Biennale internationale des arts du cirque à Marseille et en région Sud
Biennale internationale des arts du cirque à Marseille et en région Sud
Sixième édition de ce festival hivernal Archaos, Pôle National Cirque, implanté à Marseille depuis 2001, accompagne la création, la diffusion et la pratique des arts du cirque contemporain. Dirigé par Raquel Rache de Andrade, Guy et Simon Carrara, le Pôle national cirque Archaos a créé il y a dix ans cette Biennale qui a lieu les années impaires en janvier et février, avec un programme réparti sur cinquante structures culturelles de la région Sud, Côte d’Azur et à Marseille.

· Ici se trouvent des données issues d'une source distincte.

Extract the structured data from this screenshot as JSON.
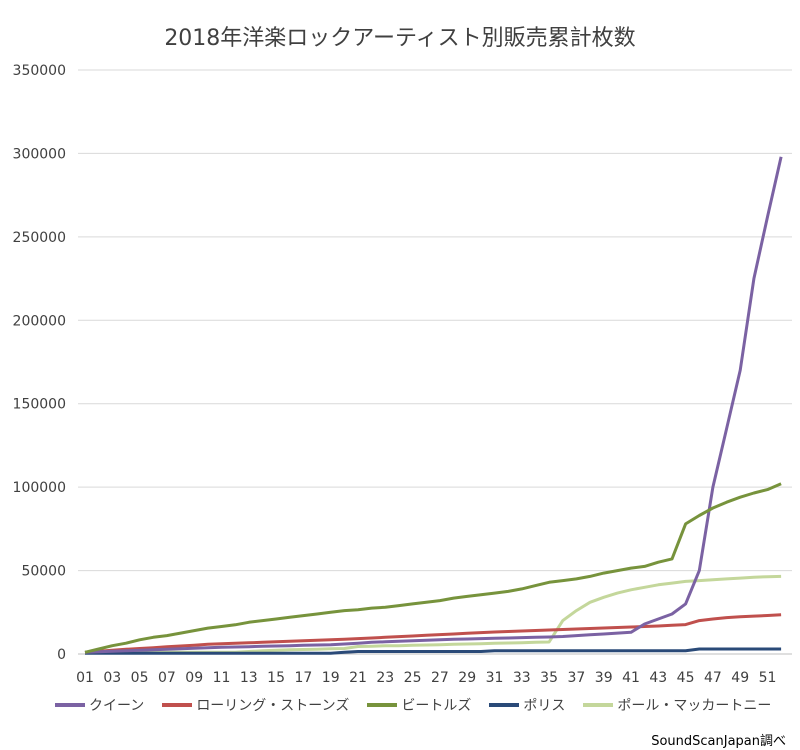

Une belle initiative, avec une mutualisation des ressources pour mettre en lumière la création circassienne aux différentes expressions. Cette année Archaos a voulu privilégier les artistes femmes, connues ou moins connues. Le tout sous la houlette des élus, entre autres, Benoît Payan, maire de Marseille.

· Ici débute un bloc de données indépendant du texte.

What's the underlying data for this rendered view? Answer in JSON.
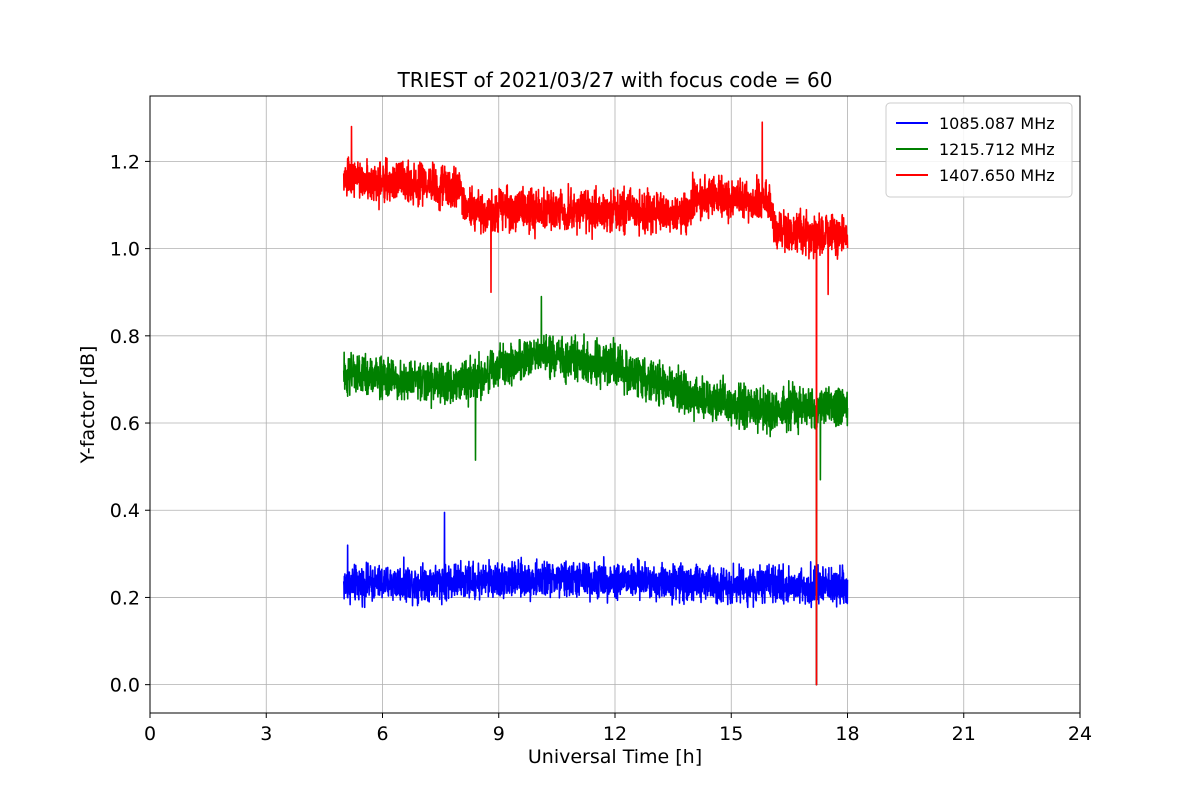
{
  "chart_data": {
    "type": "line",
    "title": "TRIEST of 2021/03/27 with focus code = 60",
    "xlabel": "Universal Time [h]",
    "ylabel": "Y-factor [dB]",
    "xlim": [
      0,
      24
    ],
    "ylim": [
      -0.065,
      1.35
    ],
    "xticks": [
      0,
      3,
      6,
      9,
      12,
      15,
      18,
      21,
      24
    ],
    "yticks": [
      0.0,
      0.2,
      0.4,
      0.6,
      0.8,
      1.0,
      1.2
    ],
    "grid": true,
    "legend_position": "top-right",
    "series": [
      {
        "name": "1085.087 MHz",
        "color": "#0000ff",
        "x_range": [
          5.0,
          18.0
        ],
        "trend": [
          [
            5,
            0.23
          ],
          [
            9,
            0.24
          ],
          [
            12,
            0.24
          ],
          [
            15,
            0.23
          ],
          [
            18,
            0.225
          ]
        ],
        "band_halfwidth": 0.06,
        "spikes": [
          [
            7.6,
            0.395
          ],
          [
            17.2,
            0.0
          ],
          [
            5.1,
            0.32
          ]
        ]
      },
      {
        "name": "1215.712 MHz",
        "color": "#008000",
        "x_range": [
          5.0,
          18.0
        ],
        "trend": [
          [
            5,
            0.71
          ],
          [
            8,
            0.69
          ],
          [
            10,
            0.76
          ],
          [
            12,
            0.73
          ],
          [
            14,
            0.66
          ],
          [
            16,
            0.63
          ],
          [
            18,
            0.64
          ]
        ],
        "band_halfwidth": 0.07,
        "spikes": [
          [
            10.1,
            0.89
          ],
          [
            17.3,
            0.47
          ],
          [
            8.4,
            0.515
          ],
          [
            17.2,
            0.0
          ]
        ]
      },
      {
        "name": "1407.650 MHz",
        "color": "#ff0000",
        "x_range": [
          5.0,
          18.0
        ],
        "trend": [
          [
            5,
            1.16
          ],
          [
            8,
            1.14
          ],
          [
            8.1,
            1.09
          ],
          [
            13.9,
            1.08
          ],
          [
            14.0,
            1.12
          ],
          [
            16.0,
            1.11
          ],
          [
            16.1,
            1.04
          ],
          [
            18,
            1.03
          ]
        ],
        "band_halfwidth": 0.07,
        "spikes": [
          [
            15.8,
            1.29
          ],
          [
            5.2,
            1.28
          ],
          [
            8.8,
            0.9
          ],
          [
            17.2,
            0.0
          ],
          [
            17.5,
            0.895
          ]
        ]
      }
    ]
  }
}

Un ensemble de spectacles à l’organisation impressionnante mais aussi des Rencontres professionnelles réunissant des centaines d’artistes internationaux. Les chapiteaux abritent des spectacles, à la fois exigeants et populaires, notamment sur la grande plage du Prado à Marseille. Pour maintenir le lien avec le public et assurer une présence continue du cirque tout au long de l’année, le Pôle national Cirque Archaos a lancé en 2016 l’Entre 2 BIAC sur un mois entre janvier et février, les années paires, avec une version ciblée sur le seul territoire de Marseille-Métropole. Devenus événements essentiels, la BIAC et l’Entre 2 BIAC contribuent au rayonnement culturel de cette immense ville mais aussi de cette région très peuplée.
Présentation du riche programme de la BIAC par la directrice Rachel Rache de Andrade dans le beau petit chapiteau du Magic Miror, en toile rouge et aux colonnes plaquées de longs miroirs. Sur le parquet, une colonne carrée en verre synthétique d’environ quatre mètres de hauteur et ouverte au sommet.

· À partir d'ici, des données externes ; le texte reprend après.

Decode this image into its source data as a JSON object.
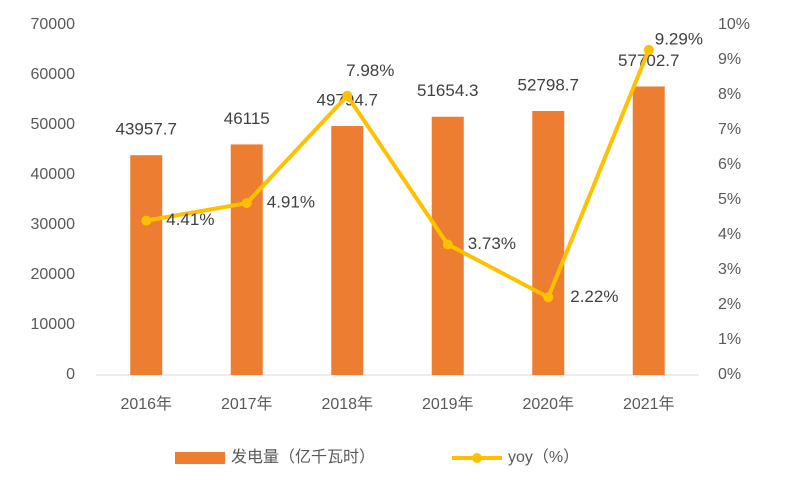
{
  "chart_data": {
    "type": "bar",
    "categories": [
      "2016年",
      "2017年",
      "2018年",
      "2019年",
      "2020年",
      "2021年"
    ],
    "series": [
      {
        "name": "发电量（亿千瓦时）",
        "color": "#ED7D31",
        "values": [
          43957.7,
          46115,
          49794.7,
          51654.3,
          52798.7,
          57702.7
        ]
      },
      {
        "name": "yoy（%）",
        "type": "line",
        "axis": "y2",
        "color": "#FFC000",
        "values": [
          4.41,
          4.91,
          7.98,
          3.73,
          2.22,
          9.29
        ],
        "value_labels": [
          "4.41%",
          "4.91%",
          "7.98%",
          "3.73%",
          "2.22%",
          "9.29%"
        ]
      }
    ],
    "ylim": [
      0,
      70000
    ],
    "yticks": [
      0,
      10000,
      20000,
      30000,
      40000,
      50000,
      60000,
      70000
    ],
    "y2lim": [
      0,
      10
    ],
    "y2ticks": [
      {
        "value": 0,
        "label": "0%"
      },
      {
        "value": 1,
        "label": "1%"
      },
      {
        "value": 2,
        "label": "2%"
      },
      {
        "value": 3,
        "label": "3%"
      },
      {
        "value": 4,
        "label": "4%"
      },
      {
        "value": 5,
        "label": "5%"
      },
      {
        "value": 6,
        "label": "6%"
      },
      {
        "value": 7,
        "label": "7%"
      },
      {
        "value": 8,
        "label": "8%"
      },
      {
        "value": 9,
        "label": "9%"
      },
      {
        "value": 10,
        "label": "10%"
      }
    ],
    "grid": false,
    "legend": "bottom"
  }
}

Alice Rende, une jeune acrobate brésilienne, va y entrer par une trappe en bas. Pendant les vingt minutes de Passages, nous allons la voir de près confinée dans cet espace étroit. Elle va réaliser ascension et descente des parois en se contorsionnant mains et pieds nus, sans aucun accessoire.
Montant jusqu’à une barre en haut puis se laissant couler jusqu’en bas, elle réalise aussi des figures acrobatiques en pliant et dépliant son corps, comme le ferait un pantin. manipulé. Alice Rende arrive même à se maintenir à mi-hauteur, comme suspendue. Puis elle chute, se rétablit gracieusement et rechute… Cet exploit physique étant bien entendu préparé avec le plus grand soin. Et cette-apparente-imperturbabilité a des côtés philosophiques. « La suspension, écrivait Sextus Empiricus ( II ème siècle après J.C.) est l’état de la pensée où nous ne nions ni n’affirmons rien. Quiétude, c’est la tranquillité et la sérénité de l’âme. »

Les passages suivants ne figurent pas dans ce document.